1) Civil Remedy: A party who has been wronged may send the debtor a legal notice to begin a civil lawsuit for unpaid debts or damages.

2) Criminal Remedy: When the issue is serious, the offended party may file a FIR at the local police station with jurisdiction over the subject. After the FIR is filed, a criminal case must be launched, and the legal process will then begin.

3) Out of Court Settlements: For a quick and efficient way, under this category, the aggrieved party can resolve the dispute and recover money through mediation, arbitration or negotiation.

Laws for Debt Recovery:

In India, recovering money or debt can be a difficult undertaking. Choosing which law to apply can be difficult due to the multiplicity of laws in existence. The following laws are applicable for money recovery under Indian jurisdiction:

  • Indian Contract Act, 1872: The cause of India's growing debt is primarily a breach of contract. In other words, a Contact is the source of the majority of debt recovery cases. According to the facts and circumstances of the case, the harmed party may rely on the following sections of the Contract Act:

1. Section 17: Fraud

2. Section 18: Misrepresentation

 3. Section 124: Contract of Indemnity

4. Section 126: Contract of Guarantee

5. Section 73: Compensation of Loss or Damage by breach of Contract.

 

  • Negotiable Instruments Act, 1881: When cheques are dishonoured under Section 138 for returning a promissory note or bill of exchange, this Act becomes applicable. To begin legal actions for debt recovery under the Negotiable Instruments Act, a legal notice must first be given.
  • Civil Procedure Code, 1908: Under Order 37, a summary suit can be filed for recovery of money for speedy disposal of cases.
  • Indian Penal Code, 1860: The Indian Penal Code may be invoked if the harmed party incurred debt as a result of any of the following:
  1. Criminal Breach of Trust, Section 405 and Section 406.
  2. Dishonest misappropriation of property, Section 403.
  3. Cheating, Section 415 and Section 417.
  • Recovery of Debts Due to Banks and Financial Institutions (RDDBFI Act), 1993: This applies when the person that is being wronged is a financial institution, such as a bank or a private finance corporation, and it establishes tribunals for adjudication and debt recovery.
  • Securitisation & Reconstruction of Financial Assets & Enforcement of Security Interest (SARFAESI) Act, 2002: By establishing Asset Reconstruction Companies, this Act seeks to control the securitization and reconstruction of financial assets.
  • Arbitration and Conciliation Act, 1996: Section 7 of the Arbitration and Conciliation Act may be used for an out-of-court settlement where there is an arbitration clause present or when the parties agree to utilise arbitration as a method of resolving disputes.
  • Insolvency and Bankruptcy Code, 1905: This Act becomes applicable only in cases where the opposite party becomes bankrupt or insolvent.

Letter Before Action

A formal letter delivered to the debtor by the creditor or the creditor's designated representative asking him to settle the debt before taking legal action against him is known as a Letter before Action (LBA). This letter serves as a final reminder and contains all the pertinent details, such as the due date for payment of the debt and any applicable interest.
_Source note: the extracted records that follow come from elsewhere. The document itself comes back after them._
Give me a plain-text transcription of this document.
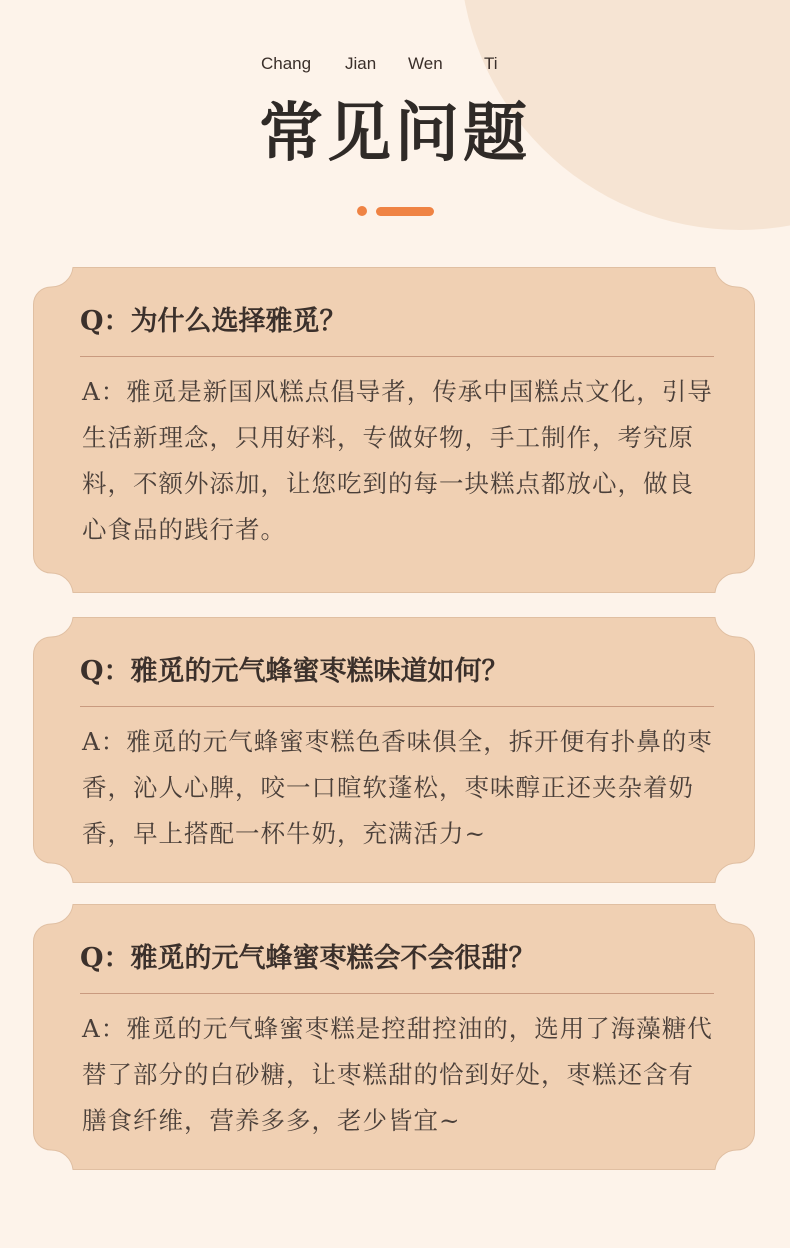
Chang Jian Wen Ti
常见问题
Q：为什么选择雅觅？
A：雅觅是新国风糕点倡导者，传承中国糕点文化，引导生活新理念，只用好料，专做好物，手工制作，考究原料，不额外添加，让您吃到的每一块糕点都放心，做良心食品的践行者。
Q：雅觅的元气蜂蜜枣糕味道如何？
A：雅觅的元气蜂蜜枣糕色香味俱全，拆开便有扑鼻的枣香，沁人心脾，咬一口暄软蓬松，枣味醇正还夹杂着奶香，早上搭配一杯牛奶，充满活力~
Q：雅觅的元气蜂蜜枣糕会不会很甜？
A：雅觅的元气蜂蜜枣糕是控甜控油的，选用了海藻糖代替了部分的白砂糖，让枣糕甜的恰到好处，枣糕还含有膳食纤维，营养多多，老少皆宜~
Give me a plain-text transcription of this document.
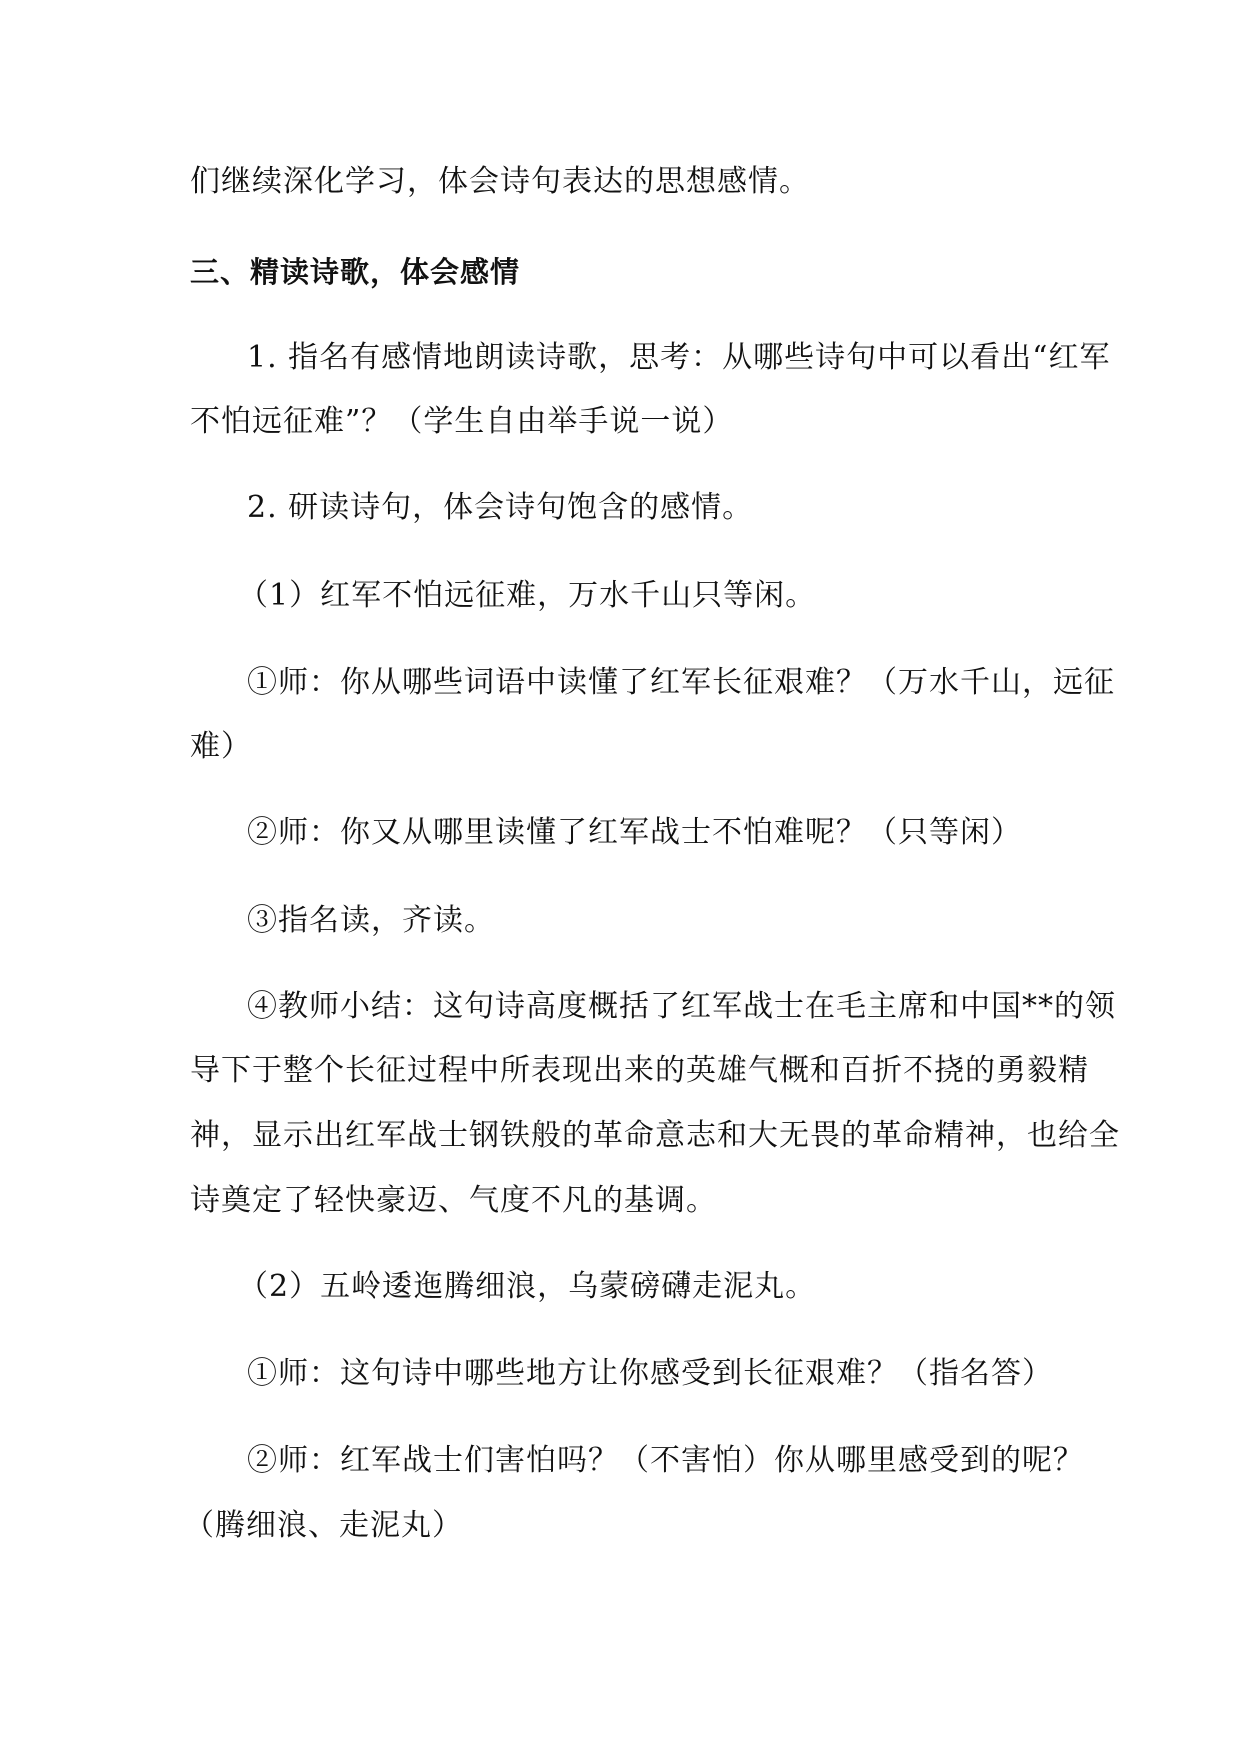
们继续深化学习，体会诗句表达的思想感情。
三、精读诗歌，体会感情
1. 指名有感情地朗读诗歌，思考：从哪些诗句中可以看出“红军
不怕远征难”？（学生自由举手说一说）
2. 研读诗句，体会诗句饱含的感情。
（1）红军不怕远征难，万水千山只等闲。
①师：你从哪些词语中读懂了红军长征艰难？（万水千山，远征
难）
②师：你又从哪里读懂了红军战士不怕难呢？（只等闲）
③指名读，齐读。
④教师小结：这句诗高度概括了红军战士在毛主席和中国**的领
导下于整个长征过程中所表现出来的英雄气概和百折不挠的勇毅精
神，显示出红军战士钢铁般的革命意志和大无畏的革命精神，也给全
诗奠定了轻快豪迈、气度不凡的基调。
（2）五岭逶迤腾细浪，乌蒙磅礴走泥丸。
①师：这句诗中哪些地方让你感受到长征艰难？（指名答）
②师：红军战士们害怕吗？（不害怕）你从哪里感受到的呢？
（腾细浪、走泥丸）
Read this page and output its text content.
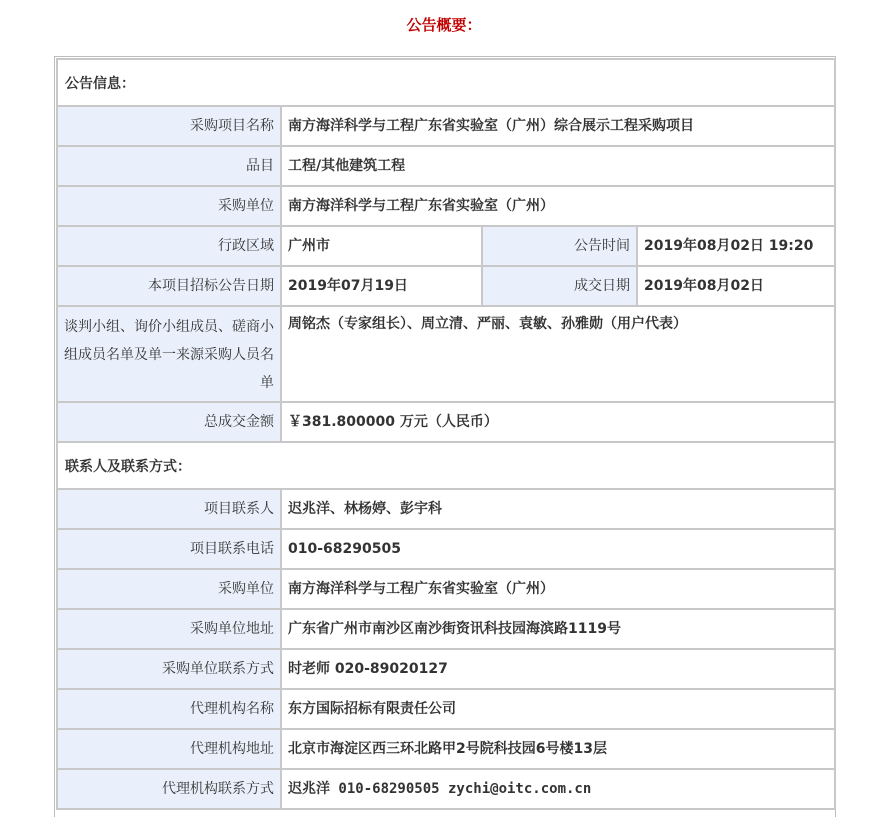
公告概要：
公告信息：			
采购项目名称	南方海洋科学与工程广东省实验室（广州）综合展示工程采购项目		
品目	工程/其他建筑工程		
采购单位	南方海洋科学与工程广东省实验室（广州）		
行政区域	广州市	公告时间	2019年08月02日 19:20
本项目招标公告日期	2019年07月19日	成交日期	2019年08月02日
谈判小组、询价小组成员、磋商小组成员名单及单一来源采购人员名单	周铭杰（专家组长）、周立清、严丽、袁敏、孙雅勋（用户代表）		
总成交金额	￥381.800000 万元（人民币）		
联系人及联系方式：			
项目联系人	迟兆洋、林杨婷、彭宇科		
项目联系电话	010-68290505		
采购单位	南方海洋科学与工程广东省实验室（广州）		
采购单位地址	广东省广州市南沙区南沙街资讯科技园海滨路1119号		
采购单位联系方式	时老师 020-89020127		
代理机构名称	东方国际招标有限责任公司		
代理机构地址	北京市海淀区西三环北路甲2号院科技园6号楼13层		
代理机构联系方式	迟兆洋 010-68290505 zychi@oitc.com.cn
This serves as the debtor's last reminder to stay out of court.

How can a lawyer help?

A lawyer can assist in the filing of summary suits, applications under DRTs, or applications before NCLT because the process of recovering debt involves so many legal procedures and so many overlapping laws. The formalities involved in the recovery process can vary depending on the forum and jurisdiction that is selected. Therefore, a lawyer will be able to advise the creditor on the best course of action for recovering the debt, including whether to file a summary action before a civil court or an application before a tribunal, and if so, which tribunal is the right one to file with.

A good and skilled arbitrator or a lawyer can help a bus to reduce its bad debts by giving major and profitable legal advice.